A cena do corço, da raposa e do corvo são manifestações externas de processos internos que o Ego não consegue mais conter. "O caos reina" é a frase que sela a vitória do Id sobre a tentativa de controle do Ego.

Os "Três Mendigos" (The Three Beggars) são os pilares simbólicos que sustentam a descida ao abismo em Anticristo. Eles representam a materialização de afetos insuportáveis que, quando não elaborados pela psique, retornam como figuras grotescas e proféticas. Na trama, eles são associados a três constelações estelares e três animais, formando uma tríade que anuncia a vitória do caos sobre a razão.

O primeiro animal que surge é a fêmea do cervo, que traz o feto natimorto ainda pendurado em seu corpo, que representa a Dor latente e persistente. Na psicanálise, podemos ligá-la ao trauma que não se desprende do sujeito. Assim como o feto que não nasceu mas continua ligado à mãe, a dor da protagonista é algo que deveria ter sido "expulsado" (elaborado), mas permanece como um resto biológico e psíquico que a persegue.

Talvez a imagem mais icônica do filme, a raposa é vista devorando as próprias entranhas e proferindo a frase: "O Caos Reina", simbolizando o Desespero autodevorador que assola, sobretudo, a esposa/mãe. É a pulsão de morte (Thanatos) em seu estado mais puro. Enquanto a dor é passiva, o desespero é ativo e destrutivo. A raposa comendo a si mesma simboliza o colapso do narcisismo: o sujeito, incapaz de lidar com o mundo externo, volta sua agressividade contra o próprio corpo (o que antecipa as automutilações da protagonista).

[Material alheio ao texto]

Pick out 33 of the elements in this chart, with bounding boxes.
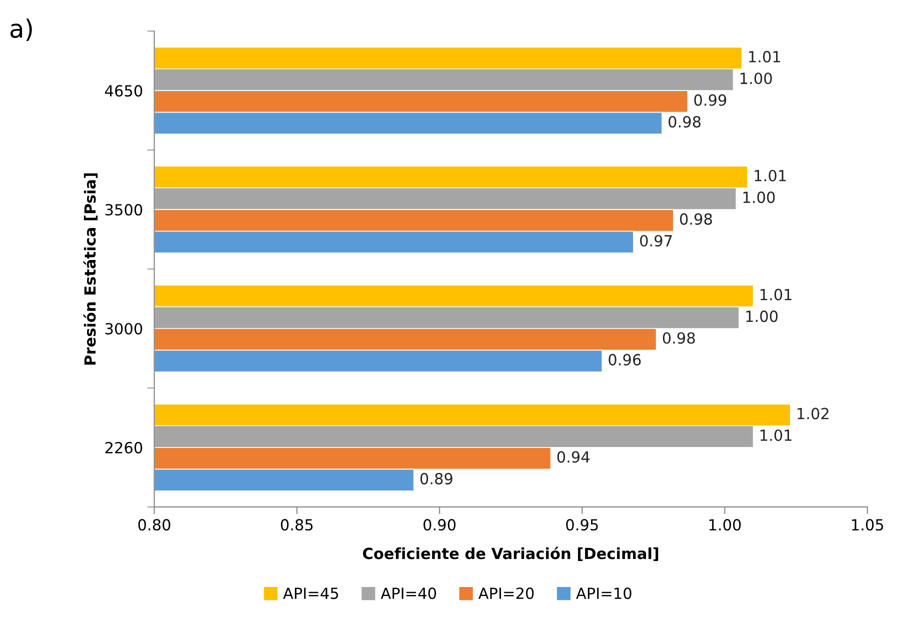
y-tick-label: 2260: [105, 442, 142, 454]
x-tick-label: 0.95: [566, 519, 598, 531]
x-tick-label: 0.90: [424, 519, 456, 531]
y-tick-label: 3000: [105, 322, 142, 335]
data-label: 0.98: [662, 332, 695, 344]
data-label: 1.01: [760, 429, 792, 442]
legend-label: API=20: [478, 588, 534, 600]
data-label: 1.00: [740, 72, 772, 84]
data-label: 1.01: [749, 50, 780, 62]
data-label: 1.01: [760, 288, 792, 300]
y-tick-label: 4650: [105, 85, 142, 97]
legend-label: API=40: [380, 588, 436, 600]
data-label: 1.02: [798, 408, 828, 420]
x-tick-label: 0.80: [138, 519, 170, 531]
legend-label: API=45: [283, 588, 338, 600]
x-tick-label: 1.05: [852, 519, 884, 531]
legend-label: API=10: [576, 588, 632, 600]
y-axis-title: Presión Estática [Psia]: [83, 173, 98, 365]
data-label: 1.00: [746, 310, 778, 322]
x-axis-title: Coeficiente de Variación [Decimal]: [362, 546, 658, 562]
x-tick-label: 1.00: [709, 519, 741, 531]
data-label: 0.98: [668, 116, 701, 128]
data-label: 1.01: [754, 170, 786, 182]
x-tick-label: 0.85: [280, 519, 313, 531]
data-label: 1.00: [743, 192, 775, 204]
data-label: 0.96: [608, 354, 641, 366]
text: a): [10, 18, 32, 41]
data-label: 0.97: [640, 234, 672, 247]
data-label: 0.89: [420, 472, 452, 484]
y-tick-label: 3500: [105, 204, 142, 216]
data-label: 0.98: [680, 213, 712, 225]
data-label: 0.94: [557, 451, 590, 463]
data-label: 0.99: [694, 94, 726, 106]
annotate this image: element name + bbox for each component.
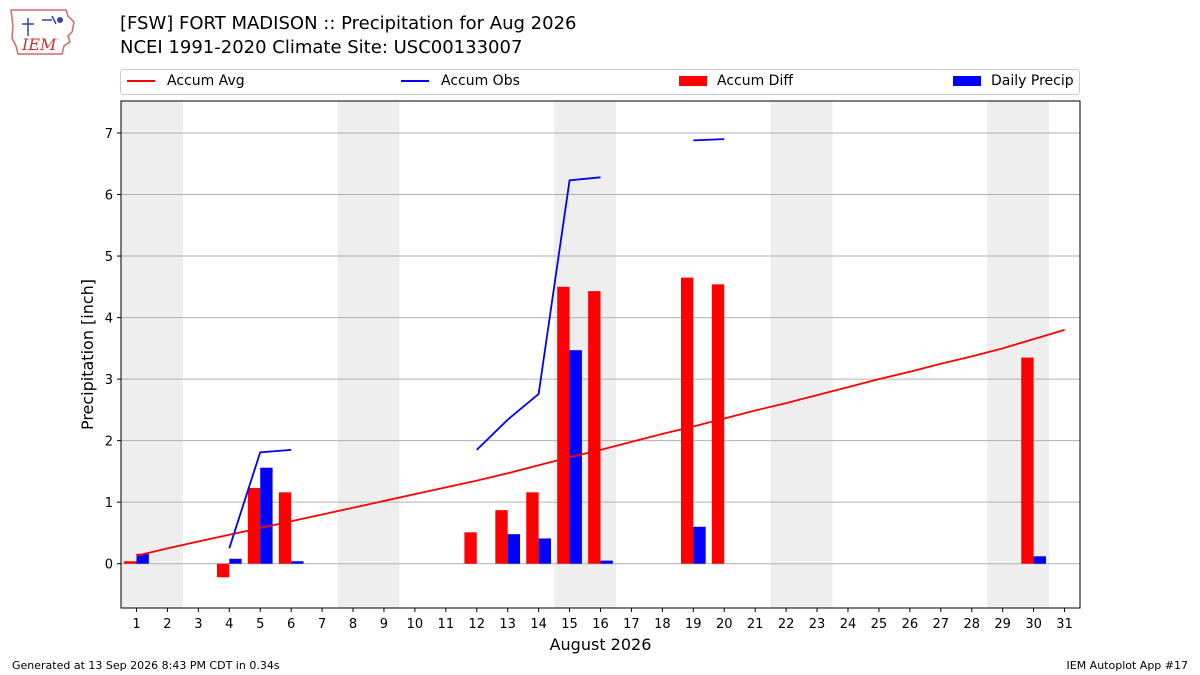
chart-title: [FSW] FORT MADISON :: Precipitation for …	[120, 13, 577, 34]
x-axis-label: August 2026	[550, 635, 652, 654]
x-tick-label-2: 2	[163, 617, 171, 632]
x-tick-label-8: 8	[349, 617, 357, 632]
bar-accum-diff-4	[216, 563, 230, 578]
legend-swatch-accum-avg	[127, 80, 155, 82]
bar-accum-diff-5	[247, 488, 261, 564]
x-tick-label-19: 19	[685, 617, 702, 632]
bar-accum-diff-12	[464, 532, 477, 564]
x-tick-label-30: 30	[1025, 617, 1042, 632]
x-tick-label-13: 13	[499, 617, 516, 632]
x-tick-label-6: 6	[287, 617, 295, 632]
bar-accum-diff-6	[278, 492, 292, 564]
x-tick-label-18: 18	[654, 617, 671, 632]
legend-label-accum-obs: Accum Obs	[441, 73, 520, 89]
weekend-shade-8	[337, 101, 369, 608]
x-tick-label-23: 23	[809, 617, 826, 632]
bar-daily-precip-5	[260, 467, 273, 564]
bar-daily-precip-30	[1033, 556, 1046, 564]
x-tick-label-4: 4	[225, 617, 233, 632]
y-tick-label-5: 5	[105, 250, 113, 265]
legend-swatch-accum-diff	[679, 76, 707, 86]
bar-daily-precip-14	[538, 538, 552, 564]
x-tick-label-28: 28	[963, 617, 980, 632]
footer-generated: Generated at 13 Sep 2026 8:43 PM CDT in …	[12, 659, 280, 672]
x-tick-label-20: 20	[716, 617, 733, 632]
legend-item-daily-precip: Daily Precip	[953, 73, 1074, 89]
bar-accum-diff-15	[557, 286, 570, 564]
bar-accum-diff-30	[1021, 357, 1034, 564]
line-accum-avg-segment-0	[136, 329, 1065, 557]
bar-daily-precip-19	[693, 526, 706, 564]
x-tick-label-7: 7	[318, 617, 326, 632]
x-tick-label-16: 16	[592, 617, 609, 632]
iem-logo: IEM	[10, 9, 75, 55]
bar-accum-diff-13	[495, 510, 508, 564]
y-tick-label-0: 0	[105, 558, 113, 573]
weekend-shade-23	[801, 101, 833, 608]
bar-daily-precip-16	[600, 560, 613, 564]
x-tick-label-11: 11	[438, 617, 455, 632]
y-tick-label-3: 3	[105, 373, 113, 388]
weekend-shade-9	[368, 101, 400, 608]
x-tick-label-31: 31	[1056, 617, 1073, 632]
bar-accum-diff-1	[124, 561, 137, 564]
x-tick-label-15: 15	[561, 617, 578, 632]
legend-label-accum-diff: Accum Diff	[717, 73, 794, 89]
x-tick-label-9: 9	[380, 617, 388, 632]
bar-accum-diff-19	[680, 277, 694, 564]
legend-item-accum-diff: Accum Diff	[679, 73, 793, 89]
bar-daily-precip-15	[569, 350, 582, 564]
x-tick-label-29: 29	[994, 617, 1011, 632]
x-tick-label-3: 3	[194, 617, 202, 632]
legend-item-accum-obs: Accum Obs	[401, 73, 520, 89]
chart-subtitle: NCEI 1991-2020 Climate Site: USC00133007	[120, 37, 523, 58]
x-tick-label-21: 21	[747, 617, 764, 632]
line-accum-obs-segment-2	[693, 138, 725, 142]
legend: Accum Avg Accum Obs Accum Diff Daily Pre…	[120, 69, 1080, 95]
x-tick-label-22: 22	[778, 617, 795, 632]
y-tick-label-4: 4	[105, 312, 113, 327]
y-tick-label-6: 6	[105, 189, 113, 204]
x-tick-label-12: 12	[468, 617, 485, 632]
bar-daily-precip-6	[291, 561, 304, 564]
bar-accum-diff-14	[526, 492, 539, 564]
logo-text: IEM	[21, 35, 57, 54]
weekend-shade-2	[151, 101, 183, 608]
bar-accum-diff-20	[711, 284, 725, 564]
x-tick-label-10: 10	[407, 617, 424, 632]
x-tick-label-26: 26	[902, 617, 919, 632]
weather-station-icon	[22, 15, 57, 36]
legend-swatch-daily-precip	[953, 76, 981, 86]
x-tick-label-5: 5	[256, 617, 264, 632]
bar-accum-diff-16	[588, 291, 601, 564]
legend-label-accum-avg: Accum Avg	[167, 73, 245, 89]
weekend-shade-29	[987, 101, 1019, 608]
weekend-shade-1	[121, 101, 152, 608]
x-tick-label-25: 25	[871, 617, 888, 632]
legend-label-daily-precip: Daily Precip	[991, 73, 1074, 89]
legend-item-accum-avg: Accum Avg	[127, 73, 245, 89]
footer-app: IEM Autoplot App #17	[1066, 659, 1189, 672]
x-tick-label-1: 1	[132, 617, 140, 632]
bar-daily-precip-13	[507, 534, 521, 564]
y-tick-label-1: 1	[105, 496, 113, 511]
legend-swatch-accum-obs	[401, 80, 429, 82]
y-axis-label: Precipitation [inch]	[78, 279, 97, 430]
line-accum-obs-segment-0	[228, 448, 292, 549]
bar-daily-precip-1	[136, 553, 149, 564]
weekend-shade-22	[770, 101, 802, 608]
y-tick-label-7: 7	[105, 127, 113, 142]
x-tick-label-24: 24	[840, 617, 857, 632]
bar-daily-precip-4	[229, 558, 242, 564]
y-tick-label-2: 2	[105, 435, 113, 450]
x-tick-label-14: 14	[530, 617, 547, 632]
line-accum-obs-segment-1	[476, 176, 601, 451]
x-tick-label-27: 27	[933, 617, 950, 632]
x-tick-label-17: 17	[623, 617, 640, 632]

O corvo, frequentemente associado à morte, aparece como uma figura inabalável e quase imortal (o marido tenta matá-lo, mas ele continua grasnando sob a terra), o qual representa o Luto não resolvido. Na melancolia, o objeto perdido (o filho) "coloniza" o ego. O corvo simboliza esse pensamento obsessivo que não morre, mesmo quando tentamos enterrá-lo sob camadas de racionalização e terapia comportamental.

Em Anticristo, Von Trier sugere que a civilização (o Marido/Razão) é uma casca fina que encobre uma natureza (a Mulher/Inconsciente) que é "a igreja de Satanás", não no sentido teológico, mas no sentido de uma força pulsional que não obedece à moral humana. É um filme sobre a impossibilidade da cura quando o trauma atinge o núcleo do ser.